The only values of this expression are (True,True) and (False,False).
The right part of the equivalence is now:

(not True, not z) ? (not False, not z) where z = True ? False

which has more results. If we link both non-deterministic choices and
restrict them to choose the same alternative in every computation,
then the law holds. This observation is familiar to those who are
aware of a new natural semantics for Curry which is unfortunately not
yet published.

In the context of Curry, your equivalence is not applicable to

(not z, not z) where z = True ? False

as there is no function application of the form f (x?y) in this
expression. This textual understanding of the rule ensures that the
argument of f cannot be shared somewhere else in the context C.
However, there is no Curry semantics (besides graph rewriting) that
allows such expressions -- usually only normalized expressions are
allowed.

If we agree that

f z where z = (x?y)

is not a Curry expression of the form 'f (x?y)', then the
distributive property as you defined it holds for Curry programs.
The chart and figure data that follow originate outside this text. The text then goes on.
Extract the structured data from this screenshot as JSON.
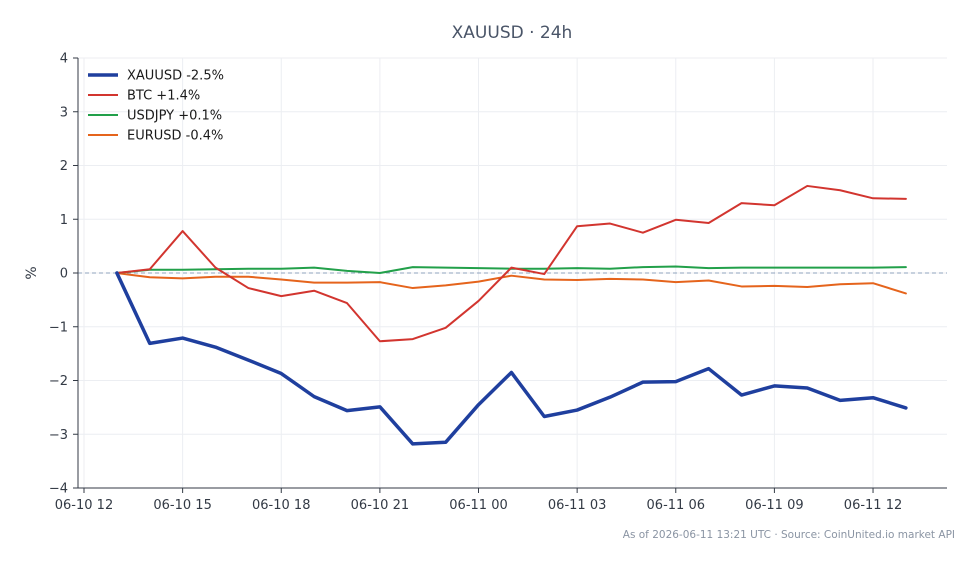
{
  "chart_data": {
    "type": "line",
    "title": "XAUUSD · 24h",
    "xlabel": "",
    "ylabel": "%",
    "x": [
      "06-10 13:00",
      "06-10 14:00",
      "06-10 15:00",
      "06-10 16:00",
      "06-10 17:00",
      "06-10 18:00",
      "06-10 19:00",
      "06-10 20:00",
      "06-10 21:00",
      "06-10 22:00",
      "06-10 23:00",
      "06-11 00:00",
      "06-11 01:00",
      "06-11 02:00",
      "06-11 03:00",
      "06-11 04:00",
      "06-11 05:00",
      "06-11 06:00",
      "06-11 07:00",
      "06-11 08:00",
      "06-11 09:00",
      "06-11 10:00",
      "06-11 11:00",
      "06-11 12:00",
      "06-11 13:00"
    ],
    "xlim": [
      "06-10 12:00",
      "06-11 14:15"
    ],
    "ylim": [
      -4,
      4
    ],
    "x_ticks": [
      "06-10 12",
      "06-10 15",
      "06-10 18",
      "06-10 21",
      "06-11 00",
      "06-11 03",
      "06-11 06",
      "06-11 09",
      "06-11 12"
    ],
    "y_ticks": [
      4,
      3,
      2,
      1,
      0,
      -1,
      -2,
      -3,
      -4
    ],
    "y_tick_labels": [
      "4",
      "3",
      "2",
      "1",
      "0",
      "−1",
      "−2",
      "−3",
      "−4"
    ],
    "grid": true,
    "zero_line": true,
    "legend_position": "top-left",
    "series": [
      {
        "name": "XAUUSD -2.5%",
        "color": "#1f3f9e",
        "values": [
          0.0,
          -1.31,
          -1.21,
          -1.38,
          -1.62,
          -1.87,
          -2.3,
          -2.56,
          -2.49,
          -3.18,
          -3.15,
          -2.45,
          -1.85,
          -2.67,
          -2.55,
          -2.31,
          -2.03,
          -2.02,
          -1.78,
          -2.27,
          -2.1,
          -2.14,
          -2.37,
          -2.32,
          -2.51
        ]
      },
      {
        "name": "BTC +1.4%",
        "color": "#d2352f",
        "values": [
          0.0,
          0.07,
          0.78,
          0.1,
          -0.28,
          -0.43,
          -0.33,
          -0.56,
          -1.27,
          -1.23,
          -1.02,
          -0.52,
          0.1,
          -0.02,
          0.87,
          0.92,
          0.75,
          0.99,
          0.93,
          1.3,
          1.26,
          1.62,
          1.54,
          1.39,
          1.38
        ]
      },
      {
        "name": "USDJPY +0.1%",
        "color": "#22a04a",
        "values": [
          0.0,
          0.06,
          0.06,
          0.07,
          0.08,
          0.08,
          0.1,
          0.04,
          0.0,
          0.11,
          0.1,
          0.09,
          0.08,
          0.08,
          0.09,
          0.08,
          0.11,
          0.12,
          0.09,
          0.1,
          0.1,
          0.1,
          0.1,
          0.1,
          0.11
        ]
      },
      {
        "name": "EURUSD -0.4%",
        "color": "#e5641c",
        "values": [
          0.0,
          -0.08,
          -0.1,
          -0.07,
          -0.07,
          -0.12,
          -0.18,
          -0.18,
          -0.17,
          -0.28,
          -0.23,
          -0.16,
          -0.05,
          -0.12,
          -0.13,
          -0.11,
          -0.12,
          -0.17,
          -0.14,
          -0.25,
          -0.24,
          -0.26,
          -0.21,
          -0.19,
          -0.38
        ]
      }
    ]
  },
  "footer": {
    "note": "As of 2026-06-11 13:21 UTC · Source: CoinUnited.io market API"
  }
}
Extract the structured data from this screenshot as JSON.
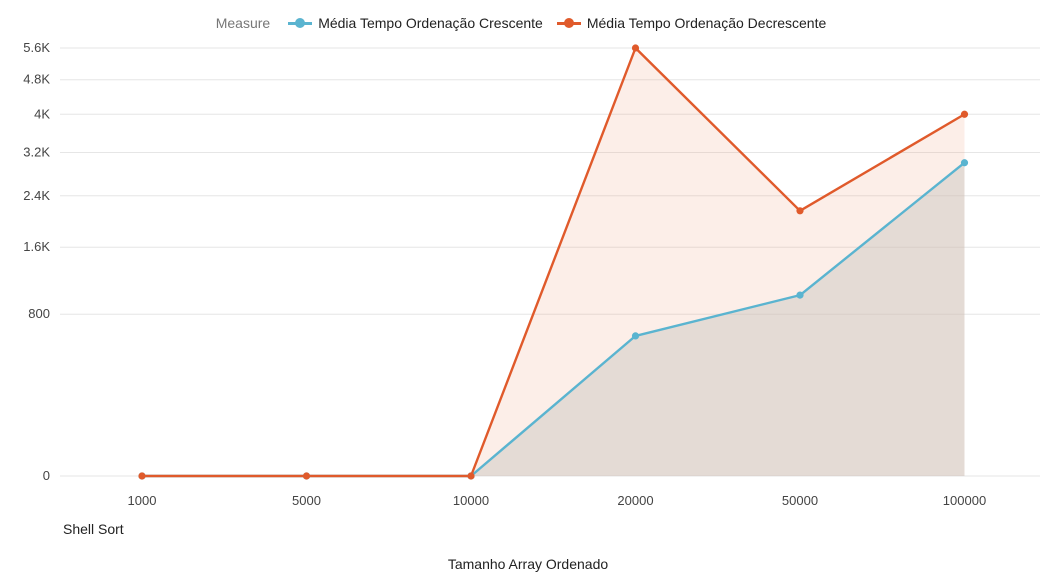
{
  "chart_data": {
    "type": "area",
    "legend_title": "Measure",
    "legend_position": "top-center",
    "categories": [
      "1000",
      "5000",
      "10000",
      "20000",
      "50000",
      "100000"
    ],
    "series": [
      {
        "name": "Média Tempo Ordenação Crescente",
        "values": [
          0,
          0,
          0,
          600,
          1000,
          3000
        ],
        "color": "#5ab4d0"
      },
      {
        "name": "Média Tempo Ordenação Decrescente",
        "values": [
          0,
          0,
          0,
          5600,
          2150,
          4000
        ],
        "color": "#e05a2b"
      }
    ],
    "y_scale": "sqrt",
    "ylim": [
      0,
      5600
    ],
    "y_ticks": [
      {
        "value": 0,
        "label": "0"
      },
      {
        "value": 800,
        "label": "800"
      },
      {
        "value": 1600,
        "label": "1.6K"
      },
      {
        "value": 2400,
        "label": "2.4K"
      },
      {
        "value": 3200,
        "label": "3.2K"
      },
      {
        "value": 4000,
        "label": "4K"
      },
      {
        "value": 4800,
        "label": "4.8K"
      },
      {
        "value": 5600,
        "label": "5.6K"
      }
    ],
    "subtitle": "Shell Sort",
    "xlabel": "Tamanho Array Ordenado",
    "ylabel": "",
    "grid": true
  }
}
I tried to reformulate the property such that it holds for graph
rewriting too but did not get to an elegant definition yet.

I'd like to see a definition that is satisfied or Curry and graph
rewriting but not for term rewriting because I think the distributive
law characterizes call-time choice semantics. Curry and graph
rewriting have call-time choice semantics while term rewriting has not.